Arsene Wenger, who has been criticised for a perceived lack of spending, will have £40m available for new signings in January and the first £30m instalment from Emirates will arrive in time for the following transfer window.
"The deal is all about football, it's all about giving us the resources to be able to invest in what we put on to the field for our fans," said Gazidis, whose club have not won a trophy since 2005.
"This is an important and exciting day for our club. It is good news for Arsenal and our fans.
"The strategy, which has been driven and supported by [majority shareholder] Stan Kroenke and our board, is to grow our commercial revenues so that we can have more money to be able to invest in the playing side.

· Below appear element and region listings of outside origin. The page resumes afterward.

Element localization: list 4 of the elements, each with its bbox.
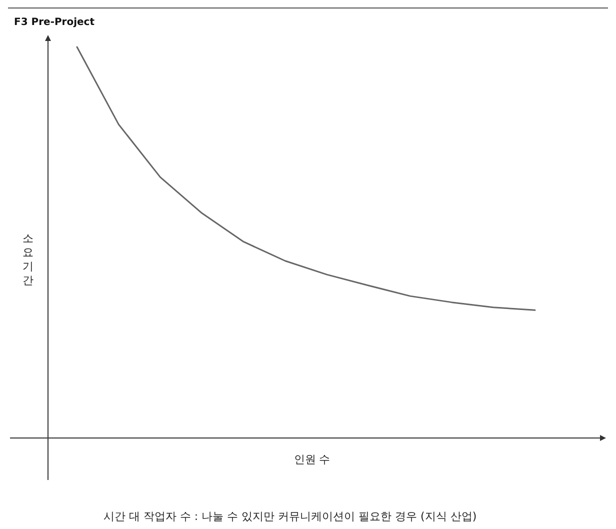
xlabel: 인원 수 [294,453,330,466]
title: F3 Pre-Project [14,17,95,28]
ylabel: 소요기간 [22,232,34,287]
annotation: 시간 대 작업자 수 : 나눌 수 있지만 커뮤니케이션이 필요한 경우 (지식 산업) [103,510,477,523]
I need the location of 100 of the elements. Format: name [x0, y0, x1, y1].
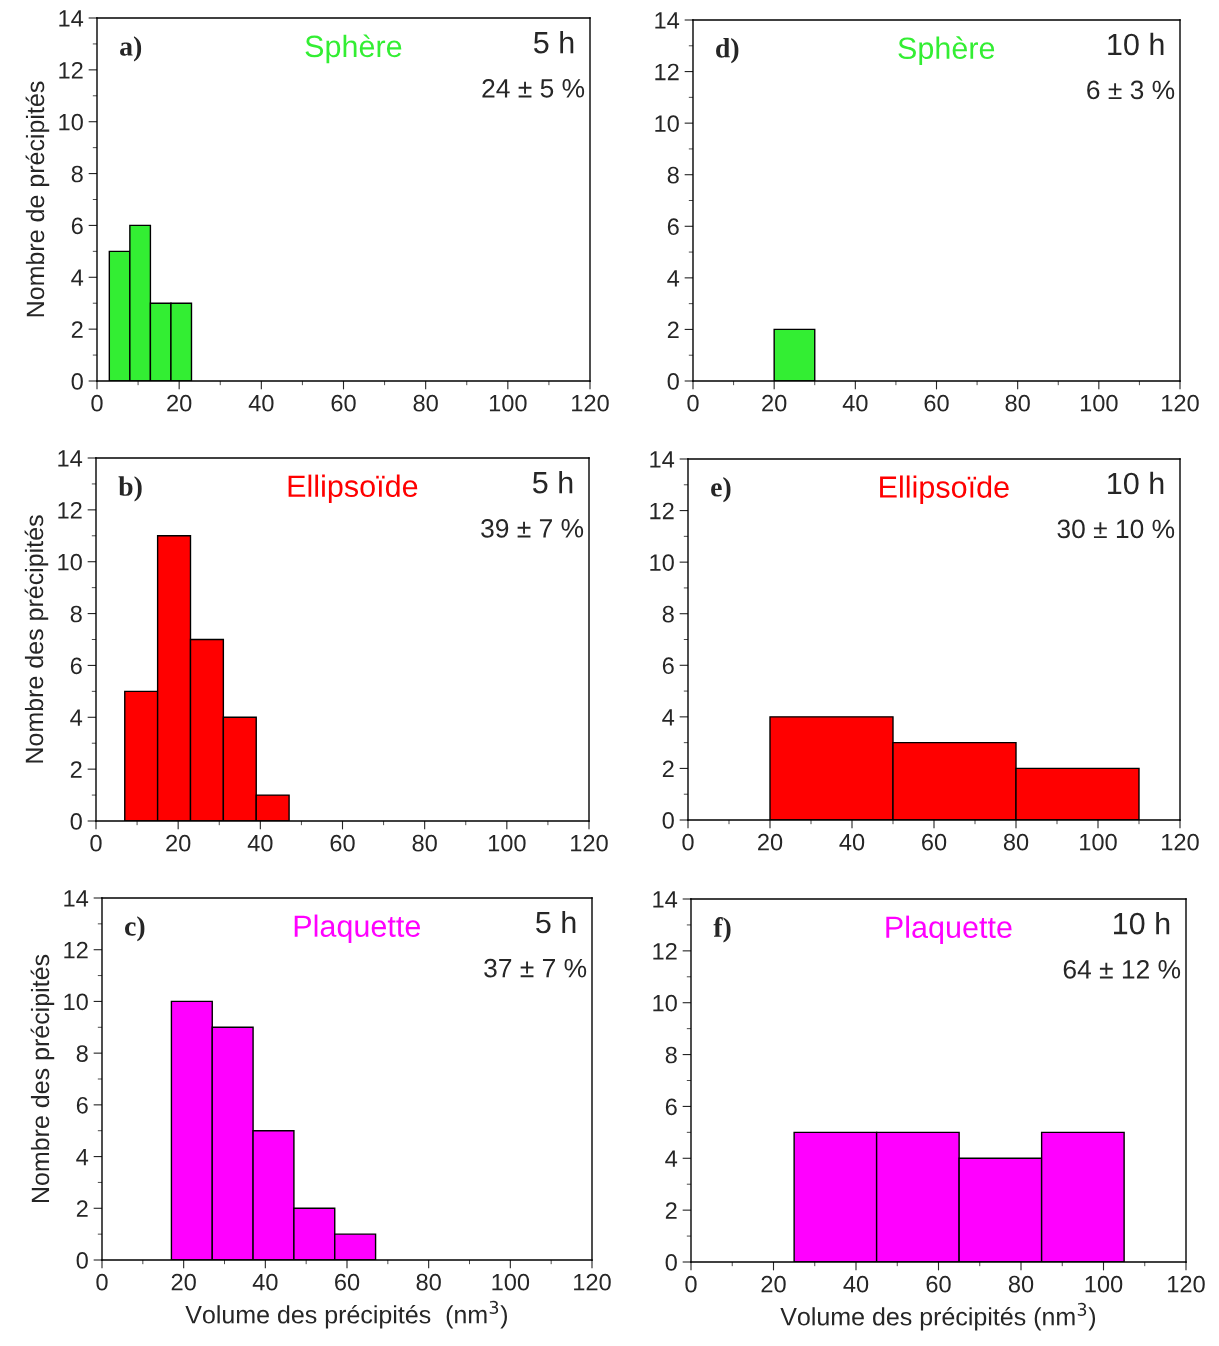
y-axis-title: Nombre des précipités [30, 954, 55, 1202]
y-tick-label: 8 [70, 605, 82, 623]
annotation: 6 ± 3 % [1087, 80, 1175, 100]
annotation: a) [120, 36, 142, 62]
y-tick-label: 8 [71, 165, 83, 183]
y-tick-label: 10 [58, 553, 82, 571]
text: Plaquette [294, 914, 420, 944]
y-tick-label: 10 [59, 113, 83, 131]
y-tick-label: 0 [70, 813, 82, 830]
y-tick-label: 12 [655, 63, 679, 81]
x-tick-label: 120 [571, 834, 608, 852]
y-tick-label: 6 [665, 1098, 677, 1116]
x-axis-title: Volume des précipités (nm$^{3}$) [185, 1300, 507, 1329]
x-tick-label: 40 [248, 394, 274, 412]
y-tick-label: 2 [665, 1202, 677, 1219]
annotation: d) [716, 38, 739, 64]
y-tick-label: 0 [76, 1252, 88, 1269]
x-tick-label: 0 [682, 833, 694, 851]
x-tick-label: 0 [685, 1275, 697, 1293]
x-tick-label: 60 [331, 394, 356, 412]
y-tick-label: 0 [667, 373, 679, 390]
annotation: 64 ± 12 % [1063, 960, 1181, 979]
x-tick-label: 0 [96, 1273, 108, 1291]
y-tick-label: 8 [662, 605, 674, 623]
x-tick-label: 40 [252, 1273, 278, 1291]
y-tick-label: 6 [76, 1096, 88, 1114]
y-tick-label: 2 [667, 321, 679, 338]
x-tick-label: 40 [247, 834, 273, 852]
y-tick-label: 4 [662, 709, 675, 726]
y-tick-label: 2 [70, 761, 82, 778]
x-tick-label: 120 [572, 394, 609, 412]
text: Ellipsoïde [288, 474, 418, 504]
x-tick-label: 100 [488, 834, 526, 852]
text: Sphère [898, 36, 995, 66]
annotation: 30 ± 10 % [1057, 519, 1175, 539]
y-tick-label: 12 [59, 61, 83, 79]
x-tick-label: 60 [335, 1273, 360, 1291]
annotation: c) [125, 916, 145, 942]
y-tick-label: 14 [653, 891, 678, 908]
annotation: 37 ± 7 % [484, 958, 587, 978]
annotation: 10 h [1108, 32, 1164, 56]
x-tick-label: 80 [1003, 833, 1029, 851]
x-tick-label: 40 [842, 394, 868, 412]
y-tick-label: 6 [667, 218, 679, 236]
annotation: 5 h [532, 470, 573, 494]
text: Sphère [305, 34, 402, 64]
annotation: 24 ± 5 % [482, 79, 585, 98]
x-tick-label: 80 [413, 394, 438, 412]
x-tick-label: 0 [91, 394, 103, 412]
x-tick-label: 20 [758, 833, 783, 851]
y-tick-label: 6 [662, 657, 674, 675]
y-tick-label: 14 [650, 451, 675, 468]
x-tick-label: 80 [412, 834, 437, 852]
x-tick-label: 120 [1168, 1275, 1205, 1293]
text: Plaquette [886, 915, 1012, 945]
y-tick-label: 2 [662, 760, 674, 777]
annotation: 10 h [1114, 911, 1170, 935]
y-tick-label: 8 [665, 1046, 677, 1064]
y-tick-label: 12 [58, 501, 82, 519]
y-tick-label: 4 [667, 270, 680, 287]
x-tick-label: 40 [843, 1275, 869, 1293]
x-tick-label: 80 [1005, 394, 1030, 412]
y-tick-label: 0 [665, 1254, 677, 1271]
x-tick-label: 100 [1080, 394, 1118, 412]
y-tick-label: 14 [59, 10, 84, 27]
x-tick-label: 100 [492, 1273, 530, 1291]
y-tick-label: 10 [653, 994, 677, 1012]
y-axis-title: Nombre des précipités [24, 515, 49, 763]
annotation: e) [711, 477, 731, 503]
x-tick-label: 100 [489, 394, 527, 412]
y-tick-label: 10 [64, 993, 88, 1011]
annotation: 10 h [1108, 471, 1164, 495]
y-tick-label: 4 [70, 709, 83, 726]
x-tick-label: 80 [1008, 1275, 1034, 1293]
y-tick-label: 6 [70, 657, 82, 675]
y-tick-label: 4 [71, 269, 84, 286]
x-tick-label: 0 [687, 394, 699, 412]
x-tick-label: 60 [922, 833, 947, 851]
annotation: b) [118, 476, 142, 502]
y-tick-label: 14 [655, 12, 680, 29]
y-tick-label: 8 [667, 166, 679, 184]
x-tick-label: 60 [926, 1275, 951, 1293]
x-tick-label: 100 [1085, 1275, 1123, 1293]
x-tick-label: 60 [330, 834, 355, 852]
x-tick-label: 120 [1162, 833, 1199, 851]
y-tick-label: 2 [71, 321, 83, 338]
y-tick-label: 10 [650, 554, 674, 571]
x-tick-label: 20 [762, 394, 787, 412]
text: Ellipsoïde [880, 475, 1009, 504]
x-tick-label: 120 [574, 1273, 611, 1291]
x-tick-label: 0 [90, 834, 102, 852]
annotation: f) [713, 917, 731, 943]
x-tick-label: 40 [839, 833, 865, 851]
x-tick-label: 20 [761, 1275, 786, 1293]
y-tick-label: 12 [653, 942, 677, 960]
x-tick-label: 120 [1162, 394, 1199, 412]
y-tick-label: 12 [64, 941, 88, 959]
y-tick-label: 0 [71, 373, 83, 390]
x-tick-label: 60 [924, 394, 949, 412]
x-axis-title: Volume des précipités (nm$^{3}$) [780, 1302, 1096, 1331]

"This is as dramatic as the move into the new stadium [in 2006] was in propelling the club forward. Our revenues will grow to put us into the top five revenue clubs in the world."
Boutros Boutros, head of corporate communications at Emirates, added: "We would love Arsenal to win [trophies] and we hope this amount of money we are paying now will help them to invest more into the club."
Arsenal's last published accounts show a revenue of £235m, of which £52.5m was from commercial activities - a rise of just £4.4m (9%) since 2009.
The Gunners can also look forward to an improved kit supplier deal when their current contract with Nike expires in 2014.
Arsenal receive £8m per year from Nike, whereas Manchester United earn £25.4m from the same manufacturer and Liverpool £25m from Warrior Sports.
The Gunners will not, however, follow United in having a separate sponsor for their training kit.
At present, Arsenal's matchday income is one of the highest in Europe but it accounts for more than 40% of their total revenue - an unusually high percentage for a leading club.
The Emirates deal will lower that figure but, when asked if it would result in lower ticket prices, Gazidis replied: "I didn't say they would come down.
"I think we've been very responsible on ticket pricing over time. Since we moved to the new stadium we've had two increases in season ticket prices and both of those have been inflationary.
"We've tried very hard to balance the demand that we spend more money in the market with also trying to take a long-term responsible attitude towards our fanbase.
"Despite the fact that we've got long waiting lists in the stadium, we haven't pushed ticket prices forward, we've tried to hold them to a responsible level.
"The expansion of our revenue base will help us in managing that relationship."